Envie de dormir davantage? De manger des sucreries ou des féculents? Manque d'énergie? Humeur morose? Vous n’êtes pas seul. Ce genre de symptômes de la dépression hivernale touche, selon une étude menée à l'Université de Bâle, 11% des Suisses! La plupart sont des femmes, plutôt jeunes, habitant indifféremment au sud ou au nord du pays, au-dessous ou au-dessus du stratus une partie de l'année. Mais seuls 2% souffrent de graves dépressions qui se déclarent en hiver et qui nécessitent impérativement un traitement médical.
Dans sa forme légère ou aggravée, le mal apparaît bel et bien avec la diminution des jours. Comme la nature se met en veilleuse, tout un chacun se sent alors des envies d'«hiberner», de rester au lit le matin ou de grignoter en dehors des heures des repas. Rien d'alarmant! Mais pour certains, ces envies sont démesurées et la fatigue est telle qu'elle empêche de mener à bien les activités quotidiennes ou professionnelles. Or, si les jours baissent, les bureaux ouvrent toujours à la même heure... Il est donc recommandé de consulter son médecin.
«Les gens ont tendance à banaliser ce qui leur arrive et ne se rendent pas compte qu'ils pourraient être traités, remarque la doctoresse Sylvia Quayzin, du centre de consultations de la Jonction, à Genève. Lorsqu'on a de la peine à se rendre au travail ou qu'on perd l'envie de sortir avec ses amis, cela devrait représenter un signal d'alarme. Si ces dépressions sont rarement assez graves pour nécessiter une hospitalisation, elles sont souvent invalidantes.»
Comme la plupart des policliniques psychiatriques universitaires, le centre de la Jonction traite ces cas par la luminothérapie, parfois combinée avec des antidépresseurs, mais sans hospitalisation. Le principe est le suivant: puisque la personne souffre d'un manque de lumière, eh bien plaçons-la devant une lampe d'une intensité comparable à la clarté du jour! Avec une dizaine de séances d'une demi-heure, si possible le matin, la plupart des patients se retrouvent guéris. Du moins pour l'année à venir. Car dès la fin de l'automne suivant, les risques de rechute seront élevés, même si la maladie n'est pas forcément chaque année au rendez-vous.
Traitement «jeune»
Le déprimé de l'hiver, lorsqu'il a déjà été soigné une fois, saura réagir assez tôt pour ne pas trop souffrir. La luminothérapie réussit souvent là où les antidépresseurs ont échoué. Reste que, comme le souligne l'Université de Bâle, pionnière en la matière, le traitement est relativement «jeune» et n'a pas encore vraiment conquis la médecine privée.
Suzanne Pasquier
ANTICIPER
Gare aux symptômes
Même les défenseurs de la luminothérapie le reconnaissent: les dépressions hivernales ne représentent qu’une minorité de l’ensemble des dépressions. Pour beaucoup de psychiatres, le facteur saisonnier est souvent secondaire et vient se greffer sur l’une ou l’autre forme de dépression. Il faut dire que, souvent, les cas légers n’arrivent pas jusqu’à eux, car ils sont plutôt pris en charge par des généralistes.

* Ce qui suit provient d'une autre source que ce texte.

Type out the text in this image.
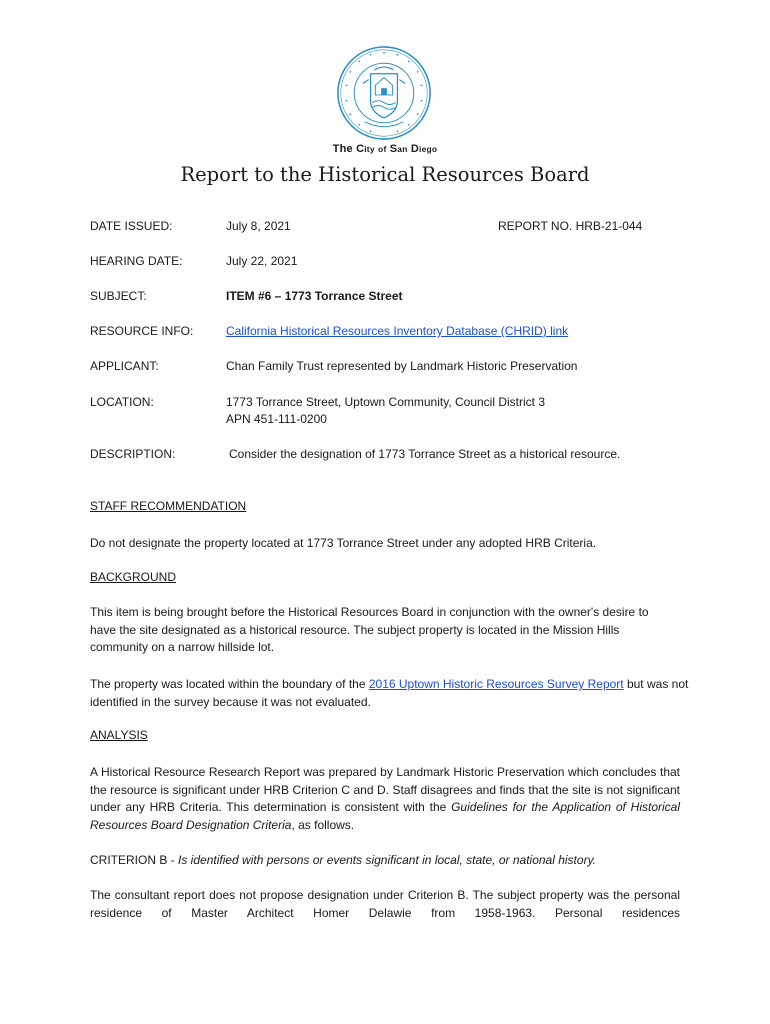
The City of San Diego
Report to the Historical Resources Board
DATE ISSUED:	July 8, 2021	REPORT NO. HRB-21-044
HEARING DATE:	July 22, 2021
SUBJECT:	ITEM #6 – 1773 Torrance Street
RESOURCE INFO:	California Historical Resources Inventory Database (CHRID) link
APPLICANT:	Chan Family Trust represented by Landmark Historic Preservation
LOCATION:	1773 Torrance Street, Uptown Community, Council District 3
APN 451-111-0200
DESCRIPTION:	Consider the designation of 1773 Torrance Street as a historical resource.
STAFF RECOMMENDATION

Do not designate the property located at 1773 Torrance Street under any adopted HRB Criteria.

BACKGROUND

This item is being brought before the Historical Resources Board in conjunction with the owner's desire to have the site designated as a historical resource. The subject property is located in the Mission Hills community on a narrow hillside lot.

The property was located within the boundary of the 2016 Uptown Historic Resources Survey Report but was not identified in the survey because it was not evaluated.

ANALYSIS

A Historical Resource Research Report was prepared by Landmark Historic Preservation which concludes that the resource is significant under HRB Criterion C and D. Staff disagrees and finds that the site is not significant under any HRB Criteria. This determination is consistent with the Guidelines for the Application of Historical Resources Board Designation Criteria, as follows.

CRITERION B - Is identified with persons or events significant in local, state, or national history.

The consultant report does not propose designation under Criterion B. The subject property was the personal residence of Master Architect Homer Delawie from 1958-1963. Personal residences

Au centre psychosocial de Neuchâtel, le Dr Flammer souligne l’importance des dépressions liées à une perte (deuil, divorce), ou à des stress répétés (par exemple une surcharge professionnelle). Ou, actuellement, au chômage: «Souvent, plusieurs facteurs sont présents. Il faut être attentif aux symptômes et ne pas négliger de consulter son médecin lorsqu’ils se manifestent.»
Les symptômes les plus fréquents (mais qui ne se manifestent pas forcément tous):
- une insomnie (réveil au milieu de la nuit avec impossibilité de se rendormir, c’est à dire l’inverse de l’excès
de sommeil des déprimes
hivernales); - un manque d’appétit, là aussi contrairement à la déprime hivernale;
- une humeur morose,
un pessimisme général pouvant aboutir à des idées
suicidaires; - un ralentissement des
activités dû à un manque d’énergie; - des difficultés de concentration et une mémoire défaillante;
- parfois des douleurs inexpliquées, de l’irritabilité et de l’anxiété.